Contribution guidelines

Here we describe the workflow for contributing to the pyampute package.

Reporting bugs

We use GitHub issues to track all bugs and feature requests; feel free to open an issue if you have found a bug or wish to see a feature implemented.

It is recommended to check that your issue complies with the following rules before submitting:

  1. Verify that your issue is currently not being addressed by other issues or pull requests.

  2. Please ensure all code snippets and error messages are formatted in appropriate code blocks.

  3. Please include your operating system type and version number, as well as your Python, pyampute, scikit-learn and numpy versions.

Contributions

All contributions to pyampute should be linked to GitHub issues. If you encountered a particular part of the documentation or code that you want to improve, but there is no related open issue yet, please feel free to open one first. That is important it allows experienced contributors to give you feedback or pointers. Furthermore, to let everyone know that you are working on an issue, please leave a comment.

Pull requests

All contributions to pyampute should be done through pull requests. To make a PR to pyampute, you can do the following:

  1. Fork the pyampute repository.

  2. Create a feature branch to hold your development changes.

  3. Develop your feature on the feature branch and add and commit changes.

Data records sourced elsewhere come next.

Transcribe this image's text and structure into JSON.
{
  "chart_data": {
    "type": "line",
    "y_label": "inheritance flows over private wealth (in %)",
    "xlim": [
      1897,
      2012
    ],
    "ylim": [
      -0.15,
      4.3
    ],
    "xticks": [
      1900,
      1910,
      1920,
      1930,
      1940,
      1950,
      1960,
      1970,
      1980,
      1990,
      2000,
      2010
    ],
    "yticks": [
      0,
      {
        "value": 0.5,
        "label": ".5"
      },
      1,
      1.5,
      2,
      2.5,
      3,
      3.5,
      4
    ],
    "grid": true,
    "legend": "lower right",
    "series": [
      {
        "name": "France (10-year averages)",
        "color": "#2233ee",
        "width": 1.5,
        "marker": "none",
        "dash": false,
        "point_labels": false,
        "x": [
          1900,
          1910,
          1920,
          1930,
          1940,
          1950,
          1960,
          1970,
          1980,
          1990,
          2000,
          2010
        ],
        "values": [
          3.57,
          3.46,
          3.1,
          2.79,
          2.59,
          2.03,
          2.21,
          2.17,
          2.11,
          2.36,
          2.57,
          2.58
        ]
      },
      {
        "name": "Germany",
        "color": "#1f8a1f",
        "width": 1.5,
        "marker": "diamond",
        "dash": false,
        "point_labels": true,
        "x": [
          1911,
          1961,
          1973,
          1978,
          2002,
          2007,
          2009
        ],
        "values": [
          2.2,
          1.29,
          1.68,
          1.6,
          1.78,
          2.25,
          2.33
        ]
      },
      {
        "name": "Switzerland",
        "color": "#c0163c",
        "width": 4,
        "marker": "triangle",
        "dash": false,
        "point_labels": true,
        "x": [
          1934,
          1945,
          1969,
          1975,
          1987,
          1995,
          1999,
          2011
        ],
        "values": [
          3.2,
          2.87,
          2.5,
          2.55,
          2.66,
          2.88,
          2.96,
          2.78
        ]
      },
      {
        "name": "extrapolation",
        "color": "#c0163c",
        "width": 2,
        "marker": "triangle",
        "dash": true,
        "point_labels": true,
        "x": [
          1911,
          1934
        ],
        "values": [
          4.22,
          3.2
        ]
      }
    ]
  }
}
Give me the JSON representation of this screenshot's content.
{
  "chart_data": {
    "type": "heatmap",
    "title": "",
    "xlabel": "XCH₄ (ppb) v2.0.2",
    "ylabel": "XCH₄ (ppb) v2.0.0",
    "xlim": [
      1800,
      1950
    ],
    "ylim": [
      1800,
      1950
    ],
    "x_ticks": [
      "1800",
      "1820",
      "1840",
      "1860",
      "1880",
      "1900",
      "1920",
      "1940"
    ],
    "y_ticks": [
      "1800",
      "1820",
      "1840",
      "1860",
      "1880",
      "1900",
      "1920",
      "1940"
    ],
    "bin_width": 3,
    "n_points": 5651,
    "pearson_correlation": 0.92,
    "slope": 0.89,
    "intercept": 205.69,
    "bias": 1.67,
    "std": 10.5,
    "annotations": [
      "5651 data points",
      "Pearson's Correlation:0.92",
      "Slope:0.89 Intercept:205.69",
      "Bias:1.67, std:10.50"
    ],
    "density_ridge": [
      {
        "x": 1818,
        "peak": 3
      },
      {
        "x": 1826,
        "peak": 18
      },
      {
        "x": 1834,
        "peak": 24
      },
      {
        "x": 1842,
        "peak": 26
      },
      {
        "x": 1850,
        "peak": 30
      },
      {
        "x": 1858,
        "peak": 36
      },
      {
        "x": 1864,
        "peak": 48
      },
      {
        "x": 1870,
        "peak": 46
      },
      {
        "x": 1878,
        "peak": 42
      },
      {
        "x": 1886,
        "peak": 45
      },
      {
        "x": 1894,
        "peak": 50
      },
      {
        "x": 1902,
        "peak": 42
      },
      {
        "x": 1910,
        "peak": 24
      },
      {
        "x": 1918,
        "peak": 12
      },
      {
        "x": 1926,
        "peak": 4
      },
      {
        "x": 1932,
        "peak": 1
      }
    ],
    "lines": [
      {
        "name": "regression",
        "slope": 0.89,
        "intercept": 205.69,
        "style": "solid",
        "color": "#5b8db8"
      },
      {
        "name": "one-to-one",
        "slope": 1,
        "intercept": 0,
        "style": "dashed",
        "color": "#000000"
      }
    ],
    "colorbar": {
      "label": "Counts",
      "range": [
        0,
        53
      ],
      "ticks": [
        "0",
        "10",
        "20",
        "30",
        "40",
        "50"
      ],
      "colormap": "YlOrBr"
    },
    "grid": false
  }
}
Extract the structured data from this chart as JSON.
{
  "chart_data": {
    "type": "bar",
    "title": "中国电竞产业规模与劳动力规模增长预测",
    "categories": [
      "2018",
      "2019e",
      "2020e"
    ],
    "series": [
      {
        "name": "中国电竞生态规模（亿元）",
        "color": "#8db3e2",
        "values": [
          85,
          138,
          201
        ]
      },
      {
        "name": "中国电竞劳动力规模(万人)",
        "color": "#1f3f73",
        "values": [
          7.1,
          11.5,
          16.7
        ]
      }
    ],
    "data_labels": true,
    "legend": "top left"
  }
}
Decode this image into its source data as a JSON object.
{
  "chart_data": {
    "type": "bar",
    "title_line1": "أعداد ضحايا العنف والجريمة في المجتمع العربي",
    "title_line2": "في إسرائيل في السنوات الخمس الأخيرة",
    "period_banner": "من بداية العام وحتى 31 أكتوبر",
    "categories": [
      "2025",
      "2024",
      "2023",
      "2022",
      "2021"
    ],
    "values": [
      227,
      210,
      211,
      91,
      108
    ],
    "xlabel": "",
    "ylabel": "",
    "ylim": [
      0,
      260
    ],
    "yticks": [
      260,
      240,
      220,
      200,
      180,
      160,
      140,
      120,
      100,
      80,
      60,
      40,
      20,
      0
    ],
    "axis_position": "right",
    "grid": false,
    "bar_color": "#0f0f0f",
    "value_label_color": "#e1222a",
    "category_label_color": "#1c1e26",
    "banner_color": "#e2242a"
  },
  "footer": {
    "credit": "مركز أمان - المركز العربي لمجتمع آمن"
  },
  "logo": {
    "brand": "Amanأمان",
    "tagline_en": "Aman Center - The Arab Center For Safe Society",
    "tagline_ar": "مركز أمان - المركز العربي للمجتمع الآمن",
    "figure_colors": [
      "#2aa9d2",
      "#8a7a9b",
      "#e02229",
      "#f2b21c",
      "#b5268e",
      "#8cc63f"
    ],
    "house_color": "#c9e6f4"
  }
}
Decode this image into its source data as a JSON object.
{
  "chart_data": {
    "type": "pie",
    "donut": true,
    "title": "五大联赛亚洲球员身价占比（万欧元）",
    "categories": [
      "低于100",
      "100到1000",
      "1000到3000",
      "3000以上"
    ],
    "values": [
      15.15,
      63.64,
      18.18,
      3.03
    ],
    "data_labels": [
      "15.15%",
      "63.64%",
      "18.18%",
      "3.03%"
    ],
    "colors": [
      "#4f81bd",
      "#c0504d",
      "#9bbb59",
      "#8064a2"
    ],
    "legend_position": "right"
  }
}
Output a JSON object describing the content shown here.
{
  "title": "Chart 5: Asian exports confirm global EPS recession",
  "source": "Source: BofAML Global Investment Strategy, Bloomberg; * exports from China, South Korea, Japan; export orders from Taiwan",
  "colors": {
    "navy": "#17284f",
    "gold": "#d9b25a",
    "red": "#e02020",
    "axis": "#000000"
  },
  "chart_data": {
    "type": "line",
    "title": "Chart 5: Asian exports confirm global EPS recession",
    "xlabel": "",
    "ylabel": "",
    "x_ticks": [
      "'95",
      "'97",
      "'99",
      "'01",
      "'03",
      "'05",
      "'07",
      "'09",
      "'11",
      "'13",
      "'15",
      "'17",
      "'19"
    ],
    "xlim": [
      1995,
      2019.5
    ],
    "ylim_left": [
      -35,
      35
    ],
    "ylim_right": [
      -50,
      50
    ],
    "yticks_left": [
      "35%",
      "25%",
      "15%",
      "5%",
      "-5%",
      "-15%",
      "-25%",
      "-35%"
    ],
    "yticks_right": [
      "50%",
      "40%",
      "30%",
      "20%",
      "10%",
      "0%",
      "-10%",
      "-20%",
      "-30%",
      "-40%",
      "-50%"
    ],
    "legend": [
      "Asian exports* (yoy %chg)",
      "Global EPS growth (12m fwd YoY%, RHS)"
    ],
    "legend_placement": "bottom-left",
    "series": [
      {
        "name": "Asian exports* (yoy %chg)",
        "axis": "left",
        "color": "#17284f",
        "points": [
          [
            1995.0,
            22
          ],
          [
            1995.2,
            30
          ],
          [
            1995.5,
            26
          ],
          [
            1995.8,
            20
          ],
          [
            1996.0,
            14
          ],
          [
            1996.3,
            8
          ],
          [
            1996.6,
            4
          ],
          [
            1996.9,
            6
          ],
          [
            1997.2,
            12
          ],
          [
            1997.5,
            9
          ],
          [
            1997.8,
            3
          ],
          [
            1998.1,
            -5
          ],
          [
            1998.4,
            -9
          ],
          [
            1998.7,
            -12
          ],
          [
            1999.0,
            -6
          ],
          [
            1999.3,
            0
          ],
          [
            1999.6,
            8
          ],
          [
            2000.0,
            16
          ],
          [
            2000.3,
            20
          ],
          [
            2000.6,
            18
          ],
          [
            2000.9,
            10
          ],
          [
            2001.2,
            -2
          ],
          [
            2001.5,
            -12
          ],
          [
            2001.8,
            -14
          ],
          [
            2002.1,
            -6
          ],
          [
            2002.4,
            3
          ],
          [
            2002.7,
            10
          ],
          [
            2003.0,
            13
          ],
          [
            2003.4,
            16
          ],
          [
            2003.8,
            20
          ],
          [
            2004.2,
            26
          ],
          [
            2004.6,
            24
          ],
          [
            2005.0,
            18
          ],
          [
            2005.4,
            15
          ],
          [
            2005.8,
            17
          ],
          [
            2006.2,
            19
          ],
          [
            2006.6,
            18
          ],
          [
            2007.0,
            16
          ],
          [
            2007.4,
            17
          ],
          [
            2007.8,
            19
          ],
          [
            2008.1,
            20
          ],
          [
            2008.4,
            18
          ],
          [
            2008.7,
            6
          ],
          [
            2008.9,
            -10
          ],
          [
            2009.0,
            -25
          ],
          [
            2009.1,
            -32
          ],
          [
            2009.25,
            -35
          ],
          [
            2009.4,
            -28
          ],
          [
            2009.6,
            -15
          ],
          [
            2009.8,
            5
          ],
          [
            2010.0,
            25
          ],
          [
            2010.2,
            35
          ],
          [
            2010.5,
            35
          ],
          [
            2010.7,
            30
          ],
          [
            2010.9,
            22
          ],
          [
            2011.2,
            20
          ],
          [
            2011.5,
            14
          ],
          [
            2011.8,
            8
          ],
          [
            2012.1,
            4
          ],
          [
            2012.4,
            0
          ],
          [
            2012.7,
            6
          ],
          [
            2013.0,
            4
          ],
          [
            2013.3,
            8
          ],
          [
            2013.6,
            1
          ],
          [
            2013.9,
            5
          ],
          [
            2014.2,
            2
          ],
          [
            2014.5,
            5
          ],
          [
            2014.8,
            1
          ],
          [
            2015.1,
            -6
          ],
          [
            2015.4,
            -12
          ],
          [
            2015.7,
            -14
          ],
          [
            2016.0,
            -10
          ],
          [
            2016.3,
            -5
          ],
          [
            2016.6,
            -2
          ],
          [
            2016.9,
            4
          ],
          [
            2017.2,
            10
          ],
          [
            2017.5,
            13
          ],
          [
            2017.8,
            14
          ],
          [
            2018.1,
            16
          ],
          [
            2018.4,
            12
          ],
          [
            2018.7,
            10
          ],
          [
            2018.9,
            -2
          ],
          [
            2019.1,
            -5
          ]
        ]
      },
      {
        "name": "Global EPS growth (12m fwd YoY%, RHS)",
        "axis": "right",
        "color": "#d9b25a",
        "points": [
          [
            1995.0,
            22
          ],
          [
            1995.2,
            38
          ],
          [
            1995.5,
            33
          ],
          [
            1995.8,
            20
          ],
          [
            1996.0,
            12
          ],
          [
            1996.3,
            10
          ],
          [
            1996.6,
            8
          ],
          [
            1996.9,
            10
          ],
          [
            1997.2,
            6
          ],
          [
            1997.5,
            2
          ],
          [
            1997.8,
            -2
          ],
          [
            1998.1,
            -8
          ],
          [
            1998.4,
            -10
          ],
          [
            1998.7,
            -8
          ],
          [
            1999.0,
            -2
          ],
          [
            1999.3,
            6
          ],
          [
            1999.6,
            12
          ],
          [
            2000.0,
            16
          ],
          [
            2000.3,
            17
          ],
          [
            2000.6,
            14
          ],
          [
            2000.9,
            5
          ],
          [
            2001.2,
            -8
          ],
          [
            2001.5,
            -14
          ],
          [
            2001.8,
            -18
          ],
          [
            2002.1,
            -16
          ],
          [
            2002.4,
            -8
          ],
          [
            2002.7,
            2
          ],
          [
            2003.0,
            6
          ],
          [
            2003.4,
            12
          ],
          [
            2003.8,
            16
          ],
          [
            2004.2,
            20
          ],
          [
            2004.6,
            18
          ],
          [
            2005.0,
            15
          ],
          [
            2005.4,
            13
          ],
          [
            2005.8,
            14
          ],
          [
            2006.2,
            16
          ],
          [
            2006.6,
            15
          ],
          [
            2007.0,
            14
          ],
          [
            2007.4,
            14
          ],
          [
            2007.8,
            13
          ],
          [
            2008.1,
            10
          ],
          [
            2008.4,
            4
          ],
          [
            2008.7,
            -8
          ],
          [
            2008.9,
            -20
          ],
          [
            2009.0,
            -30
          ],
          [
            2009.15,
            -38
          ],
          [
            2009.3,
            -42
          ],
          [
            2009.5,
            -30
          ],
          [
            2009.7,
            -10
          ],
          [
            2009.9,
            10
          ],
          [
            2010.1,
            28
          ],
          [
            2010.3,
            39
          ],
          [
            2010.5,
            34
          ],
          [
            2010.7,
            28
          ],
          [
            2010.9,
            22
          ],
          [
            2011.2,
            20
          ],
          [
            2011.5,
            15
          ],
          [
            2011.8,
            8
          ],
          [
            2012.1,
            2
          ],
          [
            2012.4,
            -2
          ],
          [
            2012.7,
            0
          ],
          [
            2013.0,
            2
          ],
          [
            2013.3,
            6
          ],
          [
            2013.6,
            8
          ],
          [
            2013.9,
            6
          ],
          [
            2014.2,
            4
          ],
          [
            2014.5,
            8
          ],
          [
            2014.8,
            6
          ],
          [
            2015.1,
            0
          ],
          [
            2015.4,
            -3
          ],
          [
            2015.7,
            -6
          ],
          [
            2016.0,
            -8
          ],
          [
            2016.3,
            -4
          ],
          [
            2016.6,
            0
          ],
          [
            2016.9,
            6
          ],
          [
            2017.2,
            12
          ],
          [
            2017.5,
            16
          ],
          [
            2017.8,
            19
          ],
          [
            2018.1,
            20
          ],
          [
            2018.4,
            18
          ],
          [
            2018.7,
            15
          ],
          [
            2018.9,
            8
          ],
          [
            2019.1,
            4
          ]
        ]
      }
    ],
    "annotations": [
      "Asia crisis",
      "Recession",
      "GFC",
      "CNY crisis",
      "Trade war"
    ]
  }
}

  4. Finally, follow these instructions to make a PR to the pyampute repository. That will send an e-mail to the owners.

Pull requests checklist

We recommend that your contribution complies with the following:

  • Follow the pep8 style guide, with the following exceptions; the max line length is 100 characters instead of 80, and when creating a multi-line expression with binary operators, break before the operator.

  • Use the pull request title to describe the issue and mention the issue number in the pull request description. This will make sure a link back to the original issue is created.

  • An incomplete contribution – where you expect to do more work before receiving a full review – should be submitted as a draft. These may be useful too; indicate you are working on something to avoid duplicated work, request broad review of functionality and/or seek collaborators. Drafts often benefit from the inclusion of a task list in the PR description.

  • Add unittests and possibly an example for any new functionality being introduced.

  • Documentation and high-coverage tests are necessary for enhancements to be accepted. Bug-fixes or new features should be provided with non-regression tests. These tests verify the correct behavior of the fix or feature. In this manner, further modifications are granted to be consistent with the desired behavior.